Le Libre Journal de la France Courtoise - n° 294 du 28 mai 2003 - p. 10
Autres nouvelles
Les musulmans laïques :
oxymore et bombe sociale

Après le conseil national des musulmans de France, on voit se multiplier depuis quelque temps, avec la bénédiction générale des médias, les "organisations islamiques laïques". Il aura donc fallu que l’islam devienne, grâce à Sarkozy, la deuxième religion officielle de France pour que naisse cet oxymore : l’association religieuse laïque.

L’explication est assez simple : le politiquement correct ayant successivement interdit ou peu s’en faut l’usage des mots Arabe, puis Algérien et même Maghrébin, et le mot jeune puis le mot beur étant devenus trop transparents, il fallait bien trouver quelque chose pour les remplacer.

On a donc déplacé la terminologie sur le terrain moins délicat de la religion. C’était très malin. L’ennui c’est qu’en même temps, le caractère péjoratif qui, pour nombre de Français, s’attachait aux désignations ethniques (vieux souvenir de la guerre d’Algérie et de ses conséquences en France métropolitaine) s’est en même temps déplacé et occupe à présent la "sphère du religieux".

En clair, parler de musulman aujourd’hui devient aussi politiquement incorrect que de parler d’Arabe hier. En outre, ceux-là mêmes qui se réclament de l’appartenance à des associations de musulmans laïques sont ceux qui rejettent les obligations et les interdits de l’islam. C’est-à-dire qu’ils ne sont pas musulmans.

En somme, la France hérite d’une bombe à retardement de plus : l’existence, sur son territoire, de populations issues de Dhar el Islam mais qui se revendiquent comme non musulmanes ou du moins volontairement en marge de la loi musulmane, et que les musulmans pratiquants, eux, considèrent comme des renégats pires que les infidèles, et donc justiciables de la peine de mort.

L’immigration arabo-maghrébine peut donc être divisée en quatre grandes catégories violemment antagonistes :

- les musulmans islamistes fondamentalistes sous contrôle de mouvement terroristes internationaux ;

- les musulmans modérés représentés (mal d’ailleurs à la suite d’élections grossièrement truquées par le ministre de l’intérieur) par le Conseil national des musulmans de France ;

- les "musulmans laïques" qui ne veulent pas se dire arabes ou maghrébins, ce qui conduira forcément à des tensions le jour ou des Africains noirs voudront, au nom de cette bizarrerie sémantique, adhérer à ce groupe ;

- et enfin une population qui revendique des racines historiques et culturelles communautaires étrangères, rejette celles du pays d’accueil qui est exécré, et refuse toute assimilation ou intégration : les "Beurs".

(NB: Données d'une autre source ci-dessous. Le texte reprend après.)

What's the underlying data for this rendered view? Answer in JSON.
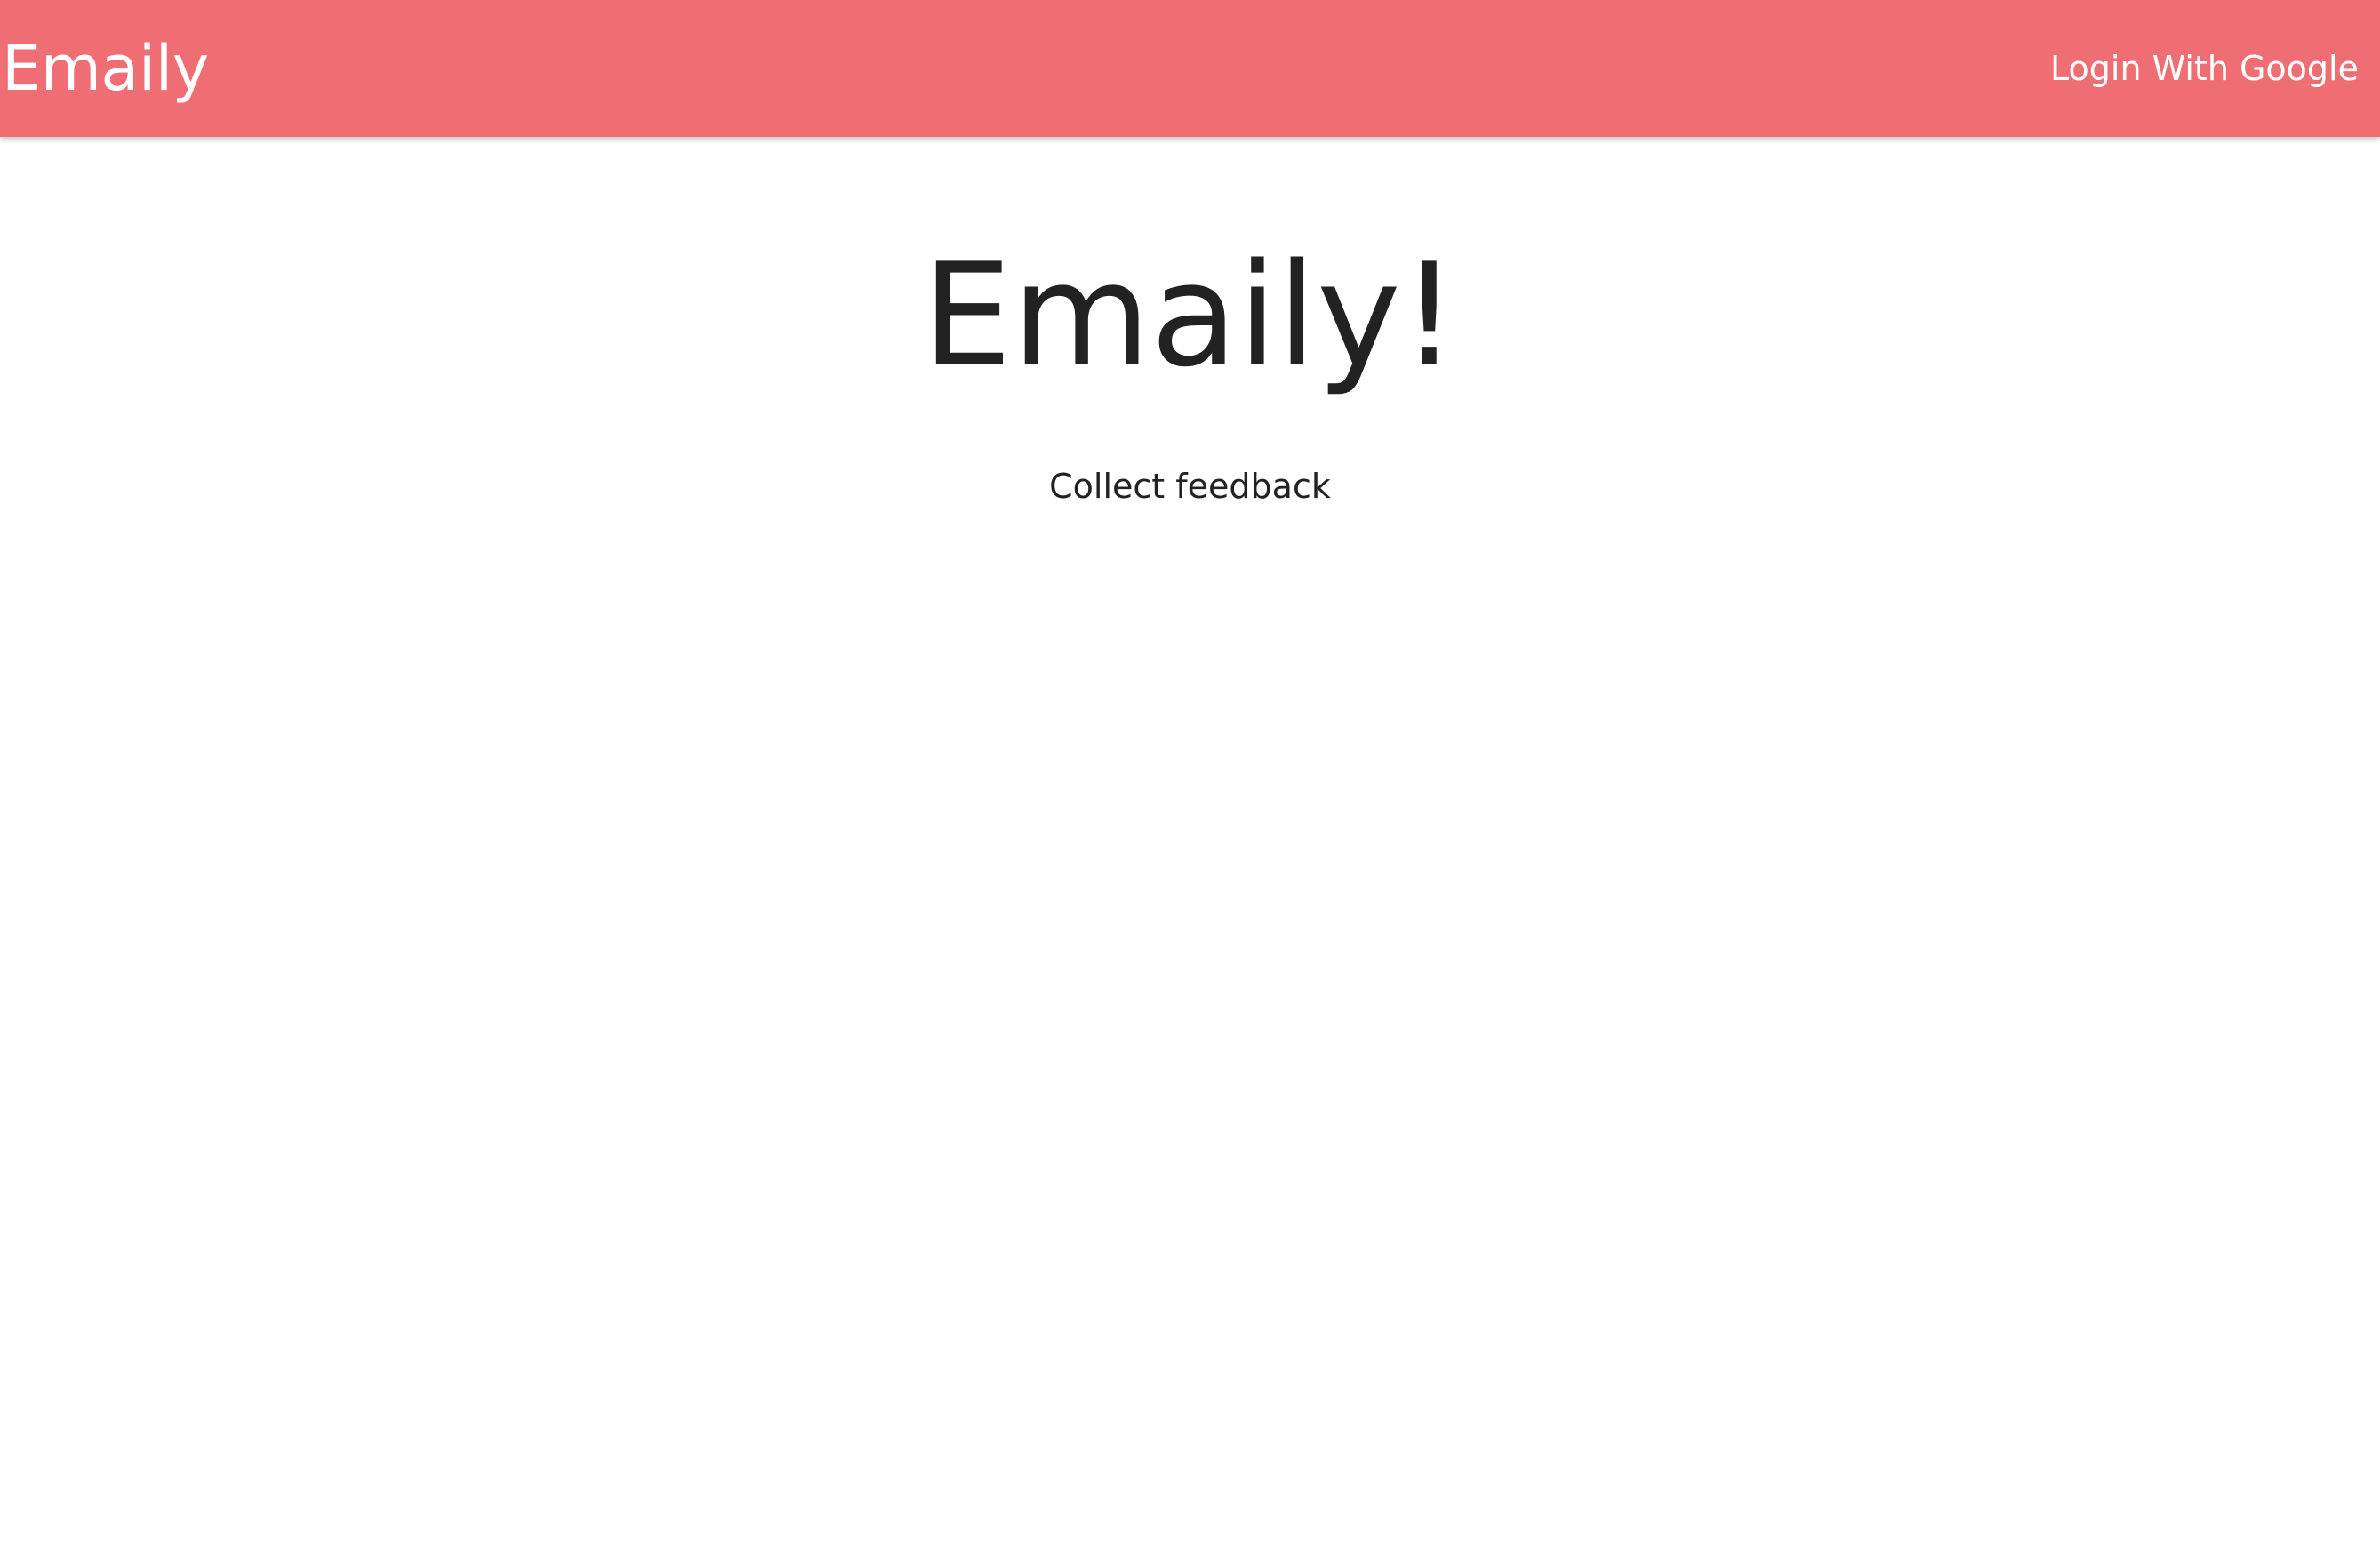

Beurs que, d’ailleurs, le système scolaire laïque et antiraciste maintient dans leur statut extérieur en prétendant leur enseigner leur langue d’origine, et l’histoire des pays de leurs aïeux.

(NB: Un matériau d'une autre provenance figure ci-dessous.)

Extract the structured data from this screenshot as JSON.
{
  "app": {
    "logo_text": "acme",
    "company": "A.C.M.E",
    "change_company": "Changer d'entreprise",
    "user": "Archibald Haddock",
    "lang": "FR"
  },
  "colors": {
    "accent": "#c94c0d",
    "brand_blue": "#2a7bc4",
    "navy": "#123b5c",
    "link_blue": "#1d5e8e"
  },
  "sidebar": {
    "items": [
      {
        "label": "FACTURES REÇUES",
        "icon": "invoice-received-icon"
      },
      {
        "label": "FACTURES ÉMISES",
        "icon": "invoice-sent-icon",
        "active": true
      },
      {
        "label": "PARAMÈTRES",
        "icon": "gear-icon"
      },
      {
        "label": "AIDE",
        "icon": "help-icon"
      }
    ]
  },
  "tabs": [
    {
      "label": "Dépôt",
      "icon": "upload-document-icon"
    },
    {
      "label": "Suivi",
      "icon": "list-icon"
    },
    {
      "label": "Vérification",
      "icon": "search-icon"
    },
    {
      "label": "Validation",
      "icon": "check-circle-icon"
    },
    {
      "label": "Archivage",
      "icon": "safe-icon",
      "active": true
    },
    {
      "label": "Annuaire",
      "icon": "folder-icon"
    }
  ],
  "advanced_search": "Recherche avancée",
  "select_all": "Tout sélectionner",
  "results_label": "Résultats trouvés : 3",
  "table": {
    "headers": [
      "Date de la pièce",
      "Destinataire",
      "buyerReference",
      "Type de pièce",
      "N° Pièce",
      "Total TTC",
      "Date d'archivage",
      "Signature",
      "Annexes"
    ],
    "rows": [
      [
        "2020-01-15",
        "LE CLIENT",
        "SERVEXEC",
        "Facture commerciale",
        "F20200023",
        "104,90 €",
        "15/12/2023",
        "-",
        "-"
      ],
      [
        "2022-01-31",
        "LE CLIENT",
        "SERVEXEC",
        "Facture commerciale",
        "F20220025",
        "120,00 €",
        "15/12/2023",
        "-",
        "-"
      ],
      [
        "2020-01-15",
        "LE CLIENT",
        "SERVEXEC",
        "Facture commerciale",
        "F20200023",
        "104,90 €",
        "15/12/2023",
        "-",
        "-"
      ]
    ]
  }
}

A ces groupes, on peut ajouter une catégorie qui n’a rien à voir avec la race ou la religion mais qui relève de la différenciation sexuelle : les "Beurettes" qui, elles, sont écartelées entre la revendication identitaire religieuse (port du voile) et l’émancipation à la française (rejet du statut d’infériorité de la femme musulmane et donc de la famille et des traditions). Le renforcement prévisible du poids de la loi musulmane à la faveur de l’officialisation de l’islam comme religion officielle en France faisant d’ailleurs planer une menace supplémentaire sur leurs ambitions de femmes libérées. Le dernier signe de cette situation est l’affaire invraisemblable du "mouvement de révolte féminine des banlieues" résumé par le collectif "Ni putes, ni soumises" où aucun commentateur politiquement correct n’a voulu reconnaître la manifestation du refus en bloc des archaïsmes de la condition imposée aux femmes par la tradition musulmane toujours vivace dans le monde ghettoïsé des banlieues !

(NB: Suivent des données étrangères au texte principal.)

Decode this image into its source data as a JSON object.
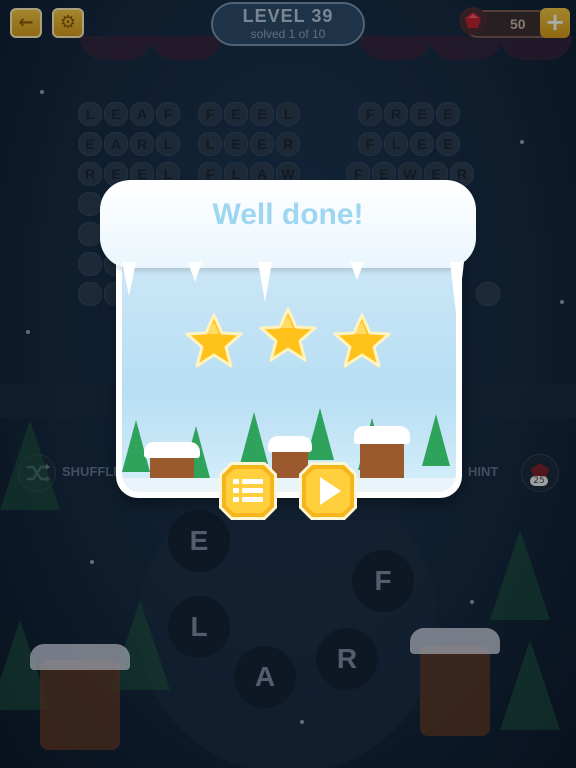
{
  "header": {
    "back_icon": "back-arrow-icon",
    "settings_icon": "gear-icon",
    "level_title": "LEVEL 39",
    "level_subtitle": "solved 1 of 10",
    "coins": "50",
    "plus_label": "+"
  },
  "words": [
    {
      "letters": [
        "L",
        "E",
        "A",
        "F"
      ]
    },
    {
      "letters": [
        "E",
        "A",
        "R",
        "L"
      ]
    },
    {
      "letters": [
        "R",
        "E",
        "E",
        "L"
      ]
    },
    {
      "letters": [
        "F",
        "E",
        "E",
        "L"
      ]
    },
    {
      "letters": [
        "L",
        "E",
        "E",
        "R"
      ]
    },
    {
      "letters": [
        "F",
        "L",
        "A",
        "W"
      ]
    },
    {
      "letters": [
        "F",
        "R",
        "E",
        "E"
      ]
    },
    {
      "letters": [
        "F",
        "L",
        "E",
        "E"
      ]
    },
    {
      "letters": [
        "F",
        "E",
        "W",
        "E",
        "R"
      ]
    }
  ],
  "controls": {
    "shuffle_label": "SHUFFLE",
    "hint_label": "HINT",
    "hint_cost": "25"
  },
  "wheel_letters": [
    "E",
    "F",
    "L",
    "R",
    "A"
  ],
  "modal": {
    "title": "Well done!",
    "stars_earned": 3,
    "stars_total": 3,
    "menu_button_icon": "list-icon",
    "next_button_icon": "play-icon"
  },
  "colors": {
    "title": "#9ed6f2",
    "star": "#ffc21a",
    "button_gold": "#f5b51c"
  }
}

En somme, si l’on ajoute cet éclatement de la population arabe et africaine en France à la haine communautaire qui oppose, dans notre pays, les Juifs aux Arabes et la sympathie pour le moins mesurée que beaucoup de Français portent aux Arabes qui le leur rendent bien, on est conduit à se dire que la fameuse guerre des races que les prophètes de malheur nous promettent depuis longtemps n’est peut-être pas seulement de la politique-fiction...

Toutes nos félicitations aux politiciens français qui, depuis un demi-siècle, ont sciemment fabriqué cette bombe sociale.